Groq team,
I think enabling self-service upload of models and subsequent inference against them is critical to the company’s success. Specifically, I am immediately interested in uploading and using custom model weights for public models already hosted by Groq. However, I think Groq should support both public and private model uploads in the long-term:
- Private models could be billed to the customer directly based on bandwidth, size, and inference costs. Groq can schedule these models on hardware based on pre-defined service quotas that can be negotiated with customers. Private model uploads could be fully self-service, aside from quota negotiations that may occur.
- Public models could be mostly self-service, but still require application and audit by Groq employees. Having a robust application and audit process can help Groq ensure that duplicative models aren’t being introduced within its ecosystem. Additionally, customers could vote on pending applications for public models to prioritize those most critical to your user base.
I think this feature alone represents a 10-100x market opportunity for Groq:
- A serious portion of customers who would generate significant revenue for Groq need platforms that can execute inference for fine-tuned models. Customers with fine-tuned must execute inference on other platforms until Groq provides a mechanism for this.
- Groq supplies significant labor to onboard standard open-source models today, but many customers could outsource these efforts for you. Most of the labor required to onboard new models could be executed by customers.
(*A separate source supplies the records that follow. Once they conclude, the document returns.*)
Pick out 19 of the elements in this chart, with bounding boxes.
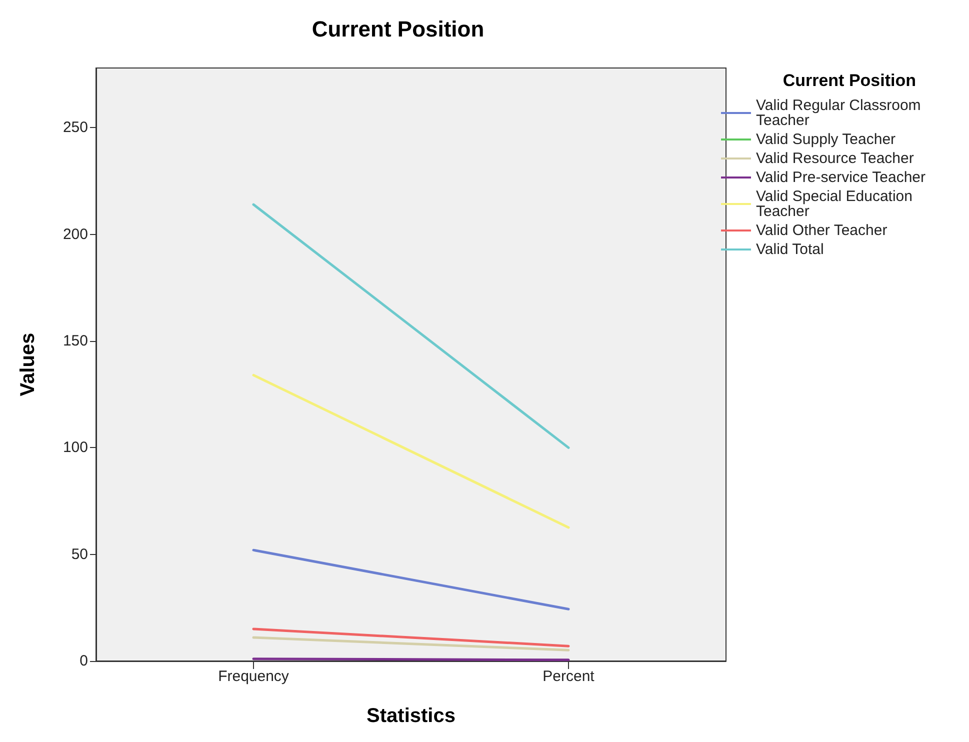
legend-label: Valid Pre-service Teacher <box>756 169 926 186</box>
y-tick-label: 50 <box>71 546 88 563</box>
x-tick-label: Percent <box>542 668 596 685</box>
legend-label: Valid Supply Teacher <box>756 131 896 148</box>
legend-label: Valid Regular Classroom Teacher <box>756 97 925 129</box>
legend-label: Valid Total <box>756 241 824 258</box>
y-tick-label: 250 <box>62 119 88 136</box>
legend-label: Valid Resource Teacher <box>756 150 914 167</box>
legend-title: Current Position <box>782 71 916 90</box>
y-tick-label: 150 <box>62 332 88 350</box>
legend-label: Valid Other Teacher <box>756 222 888 239</box>
y-tick-label: 0 <box>80 652 88 670</box>
y-tick-label: 200 <box>62 226 88 243</box>
y-tick-label: 100 <box>62 439 88 456</box>
y-axis-title: Values <box>17 332 39 396</box>
chart-title: Current Position <box>312 16 484 42</box>
x-tick-label: Frequency <box>218 668 290 685</box>
x-axis-title: Statistics <box>366 705 456 727</box>
legend-label: Valid Special Education Teacher <box>756 188 917 220</box>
In my opinion, providing a platform for self-service model weights upload and inference is the most critical step for Groq’s flywheel at this time. Standardizing the onboarding process, such that anyone could upload their own weights (and eventually models), will grow your customer base to critical mass. Everyone requiring AI inference would flock to Groq, given the tokens/sec, latency, and onboarding support only you could provide.
Note: This request is a continuation of an existing feature request from Discord.